Испить чашу
Шрифт:
И увиделись ему, словно с заоблачной высоты, дымовские леса и поля, и болотная пустыня, застеленная утренними туманами, и сквозь них шла версту за верстой с узелком еды Эвка — спасать отца… Откуда ей было знать, кто он? Или догадывалась? Или ее мать, порванная рысью, передав с последним вздохом тайную силу шептания, назвала и отцовское имя… И ее поразило, что она из Матулевичей, и что у нее есть брат, и что есть отцов двор, куда ей по-дочерни смело не войти никогда… Где же отец сейчас, подумал Юрий. Куда перекатился он вместе с Матеем и торбами в зимний вечер? Или оставил город и скачут они в ночи прочь от раскрывшихся тайн? Думает ли он, за что его сын убил его дочь? И винит ли себя за стыдливое свое молчание?.. А потом наплыл из далекой давности лес, и в нем увидел Юрий себя и мать Эвки, она глядела на него внимательно и дружелюбно — брат ее дочери, соступив с тропы, стоял перед ней. Прозрело ли тогда ее ведовское сердце, что случится чрез многие годы? Что сделает этот маленький шляхтич, похожий на ее девочку, когда, научившись рубить, приедет на побывку и столкнется со своей незнаемой сестрой? Врозь, врозь было назначено прожить им свои жизни. По-разному они начались, под разными крышами сделали они свои первые шаги. Но и не мог отец взять ее на двор, потому что жила еще Юрьева мать, и его еще не было на свете,
Да и кто он был для нее: пан и отец? или не пан и не отец? Здесь тоже он напутал: оставаясь хозяином и чувствуя себя отцом, хотел превратить это в некую тайну… И вот так, поглядывая друг на друга, они двигались рядом в неизменяемых отношениях.
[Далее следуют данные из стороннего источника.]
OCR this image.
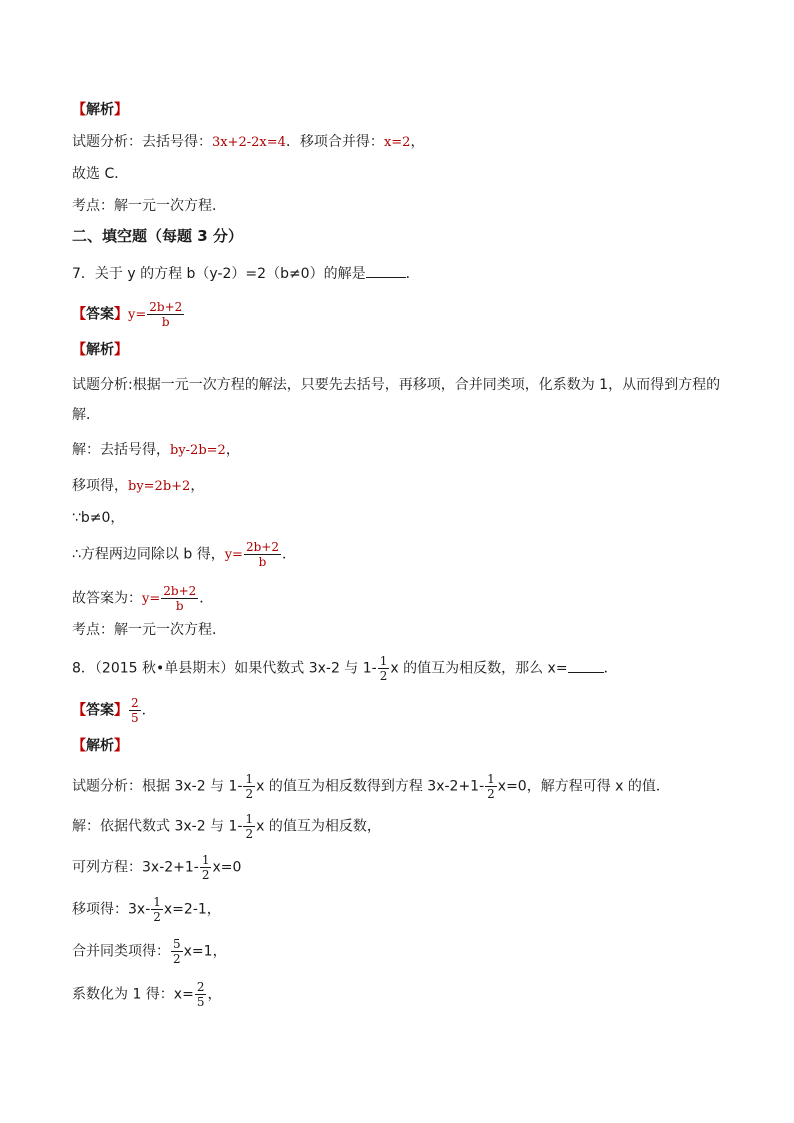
【解析】
试题分析：去括号得：3x+2-2x=4．移项合并得：x=2，
故选 C．
考点：解一元一次方程．
二、填空题（每题 3 分）
7．关于 y 的方程 b（y-2）=2（b≠0）的解是	．
【答案】$y= \frac{2b+2}{b}$
【解析】
试题分析:根据一元一次方程的解法，只要先去括号，再移项，合并同类项，化系数为 1，从而得到方程的解．
解：去括号得，by-2b=2，
移项得，by=2b+2，
∵b≠0，
∴方程两边同除以 b 得，$y= \frac{2b+2}{b}$ ．
故答案为：$y= \frac{2b+2}{b}$ ．
考点：解一元一次方程．
8．（2015 秋•单县期末）如果代数式 3x-2 与 $1- \frac{1}{2}$ x 的值互为相反数，那么 x=	．
【答案】 $\frac{2}{5}$ ．
【解析】
试题分析：根据 3x-2 与 $1- \frac{1}{2}$ x 的值互为相反数得到方程 $3x-2+1- \frac{1}{2} x=0$，解方程可得 x 的值．
解：依据代数式 3x-2 与 $1- \frac{1}{2}$ x 的值互为相反数，
可列方程：$3x-2+1- \frac{1}{2} x=0$
移项得：$3x- \frac{1}{2} x=2-1$，
合并同类项得： $\frac{5}{2} x=1$，
系数化为 1 得：$x= \frac{2}{5}$ ，
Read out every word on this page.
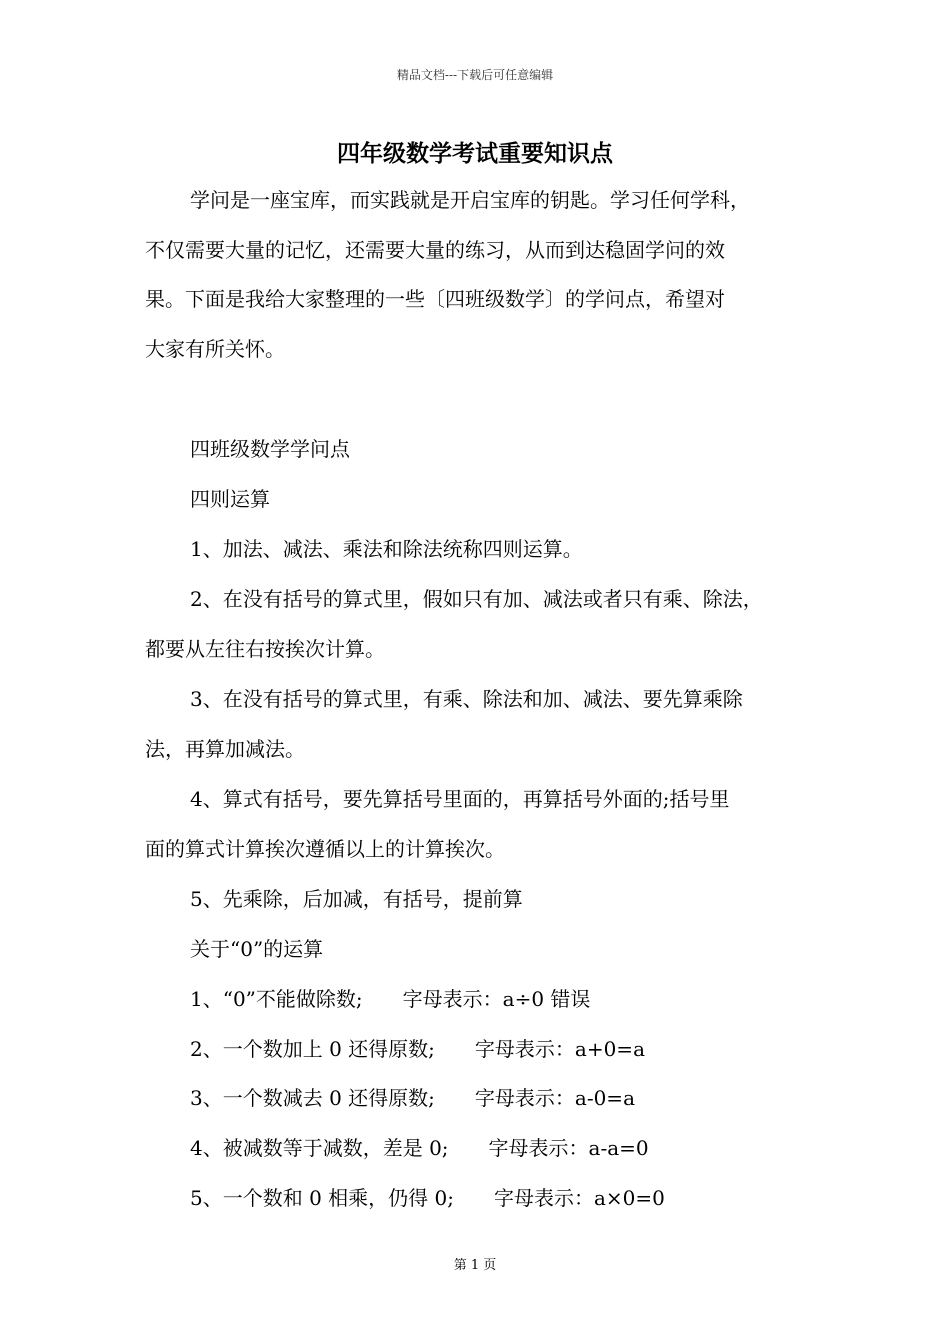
精品文档---下载后可任意编辑
四年级数学考试重要知识点
学问是一座宝库，而实践就是开启宝库的钥匙。学习任何学科，
不仅需要大量的记忆，还需要大量的练习，从而到达稳固学问的效
果。下面是我给大家整理的一些〔四班级数学〕的学问点，希望对
大家有所关怀。
四班级数学学问点
四则运算
1、加法、减法、乘法和除法统称四则运算。
2、在没有括号的算式里，假如只有加、减法或者只有乘、除法，
都要从左往右按挨次计算。
3、在没有括号的算式里，有乘、除法和加、减法、要先算乘除
法，再算加减法。
4、算式有括号，要先算括号里面的，再算括号外面的;括号里
面的算式计算挨次遵循以上的计算挨次。
5、先乘除，后加减，有括号，提前算
关于“0”的运算
1、“0”不能做除数; 字母表示：a÷0 错误
2、一个数加上 0 还得原数; 字母表示：a+0=a
3、一个数减去 0 还得原数; 字母表示：a-0=a
4、被减数等于减数，差是 0; 字母表示：a-a=0
5、一个数和 0 相乘，仍得 0; 字母表示：a×0=0
第 1 页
И тоска оставалась неизменной, потому что не могла установиться иная правда… Она выросла, и подчинило ее безразличие любви буйного человека, а отец свел его на тот свет, чтобы не касался пьяный кулак близкого создания… И вновь кривым путем. А она шла напрямик, и больше в ней было правды: все же людей спасла она, а не он, и она приютила несчастную девку… И что толку с лихой скачки в Березино? Забаву, свою забаву отыскивал отец, свое развлечение в дымовской скуке… Эвку и злили эти тайком проявляемые чувства. "Не хочет!" Чего не хотела она? Что он мог предложить? Горсть золотых. Но зачем они ей, что купить на эти золотые? Шляхтянский наряд, чтобы прийти в нем к отцу при гостях? Уж лучше бы он отказался от нее сразу, в день рождения. Никаких чувств, сочувствий, загадок… Но скучно, скучно! А в ее сердце что могли вызвать, кроме тоски и вспыхивавшей при случае злости, эти тайные чувства тайного отца? Да, слабые, слабые! Только забавляться бы чужой жизнью, словно она создается для нашей игры… "Так почему должен я умереть? — подумал Юрий. — Он создал забаву, полюбив или пожелав Эвкину мать после подсмотренного купания. Зачем была ему эта шептуха? Что сравняло его с ней и соединило вот так, на всю жизнь? Ее сила? Или удивление, что и она ходит в деревне неким подобным ему по власти существом? Ненавидя ее, как и его, мужики все равно идут к ней просить, прикрывая неприязнь и страх мягкими голосами…"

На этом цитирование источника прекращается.